Akshay Chaudhari, Shashi B. Singh, Amir H. Sarrami, Sergios Gatidis, Zahra S. Varniab, Heike E. Daldrup-Link
HealthcareMay 29

Artificial intelligence (AI) is transforming the medical imaging of adult patients. However, its utilization in pediatric oncology imaging remains constrained, in part due to the inherent scarcity of data associated with childhood cancers. Pediatric cancers are rare, and imaging technologies are evolving rapidly, leading to insufficient data of a particular type to effectively train these algorithms. The small market size of pediatric patients compared with adult patients could also contribute to this challenge, as market size is a driver of commercialization. This review provides an overview of the current state of AI applications for pediatric cancer imaging, including applications for medical image acquisition, processing, reconstruction, segmentation, diagnosis, staging, and treatment response monitoring.

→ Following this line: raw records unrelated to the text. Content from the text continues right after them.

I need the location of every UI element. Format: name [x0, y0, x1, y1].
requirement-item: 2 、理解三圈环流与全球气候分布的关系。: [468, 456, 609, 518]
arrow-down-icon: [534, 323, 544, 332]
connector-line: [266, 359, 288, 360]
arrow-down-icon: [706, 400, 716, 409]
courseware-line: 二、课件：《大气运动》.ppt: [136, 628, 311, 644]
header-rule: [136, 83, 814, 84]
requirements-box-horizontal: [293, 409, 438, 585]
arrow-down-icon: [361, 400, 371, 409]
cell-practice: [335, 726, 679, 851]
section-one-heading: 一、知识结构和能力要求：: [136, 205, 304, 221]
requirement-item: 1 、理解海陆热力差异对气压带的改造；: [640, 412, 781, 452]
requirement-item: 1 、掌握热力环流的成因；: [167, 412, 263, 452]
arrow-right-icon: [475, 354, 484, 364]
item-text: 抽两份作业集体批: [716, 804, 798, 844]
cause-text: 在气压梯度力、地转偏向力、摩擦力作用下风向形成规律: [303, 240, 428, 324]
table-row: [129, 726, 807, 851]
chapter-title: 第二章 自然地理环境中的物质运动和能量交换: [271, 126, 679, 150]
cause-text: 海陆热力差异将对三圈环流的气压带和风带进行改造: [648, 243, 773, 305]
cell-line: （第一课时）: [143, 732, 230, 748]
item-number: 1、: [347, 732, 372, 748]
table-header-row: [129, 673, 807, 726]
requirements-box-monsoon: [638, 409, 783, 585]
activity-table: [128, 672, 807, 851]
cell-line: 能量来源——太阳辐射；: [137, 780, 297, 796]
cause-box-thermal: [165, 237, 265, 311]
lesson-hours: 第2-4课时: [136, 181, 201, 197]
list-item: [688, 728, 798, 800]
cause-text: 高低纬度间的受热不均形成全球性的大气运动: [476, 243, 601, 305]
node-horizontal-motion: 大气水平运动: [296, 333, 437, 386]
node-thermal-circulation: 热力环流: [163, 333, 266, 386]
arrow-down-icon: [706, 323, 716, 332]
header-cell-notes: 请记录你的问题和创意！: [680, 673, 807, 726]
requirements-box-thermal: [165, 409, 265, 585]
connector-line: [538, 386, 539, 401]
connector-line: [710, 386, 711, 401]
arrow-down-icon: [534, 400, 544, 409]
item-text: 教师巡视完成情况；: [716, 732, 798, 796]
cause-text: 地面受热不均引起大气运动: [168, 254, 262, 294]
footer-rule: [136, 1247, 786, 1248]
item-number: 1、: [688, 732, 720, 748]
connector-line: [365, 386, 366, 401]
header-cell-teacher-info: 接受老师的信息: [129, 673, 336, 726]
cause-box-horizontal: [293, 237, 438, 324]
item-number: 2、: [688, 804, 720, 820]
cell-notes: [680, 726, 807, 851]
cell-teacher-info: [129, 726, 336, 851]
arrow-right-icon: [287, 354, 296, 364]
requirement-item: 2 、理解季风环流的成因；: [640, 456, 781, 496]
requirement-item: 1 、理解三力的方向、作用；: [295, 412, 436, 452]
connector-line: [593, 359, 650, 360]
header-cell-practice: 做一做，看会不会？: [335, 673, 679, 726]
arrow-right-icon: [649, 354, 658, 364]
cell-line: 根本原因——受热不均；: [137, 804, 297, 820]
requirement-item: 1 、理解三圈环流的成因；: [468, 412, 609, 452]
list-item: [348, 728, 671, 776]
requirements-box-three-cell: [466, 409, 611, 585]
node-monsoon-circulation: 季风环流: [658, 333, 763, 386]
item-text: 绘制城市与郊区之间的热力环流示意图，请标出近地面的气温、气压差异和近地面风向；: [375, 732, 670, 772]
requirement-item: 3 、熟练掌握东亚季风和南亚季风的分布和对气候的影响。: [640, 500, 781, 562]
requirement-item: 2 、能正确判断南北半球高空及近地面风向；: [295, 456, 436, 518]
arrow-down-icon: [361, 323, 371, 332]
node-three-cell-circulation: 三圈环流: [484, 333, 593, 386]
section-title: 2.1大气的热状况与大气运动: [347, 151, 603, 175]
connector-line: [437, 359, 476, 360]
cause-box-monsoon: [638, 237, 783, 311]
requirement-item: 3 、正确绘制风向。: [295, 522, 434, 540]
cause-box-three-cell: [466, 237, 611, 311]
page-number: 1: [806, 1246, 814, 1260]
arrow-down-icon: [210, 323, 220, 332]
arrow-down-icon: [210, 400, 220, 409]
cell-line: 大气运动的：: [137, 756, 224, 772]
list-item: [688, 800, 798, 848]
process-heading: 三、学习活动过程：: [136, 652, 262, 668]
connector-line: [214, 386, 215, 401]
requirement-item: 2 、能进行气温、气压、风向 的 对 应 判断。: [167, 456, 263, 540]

Although current developments are promising, impediments due to the diverse anatomies of growing children and nonstandardized imaging protocols have led to limited clinical translation thus far. Opportunities include leveraging reconstruction algorithms to achieve accelerated low-dose imaging and automating the generation of metric-based staging and treatment monitoring scores. Transfer learning of adult-based AI models to pediatric cancers, multiinstitutional data sharing, and ethical data privacy practices for pediatric patients with rare cancers will be keys to unlocking the full potential of AI for clinical translation and improving outcomes for these young patients.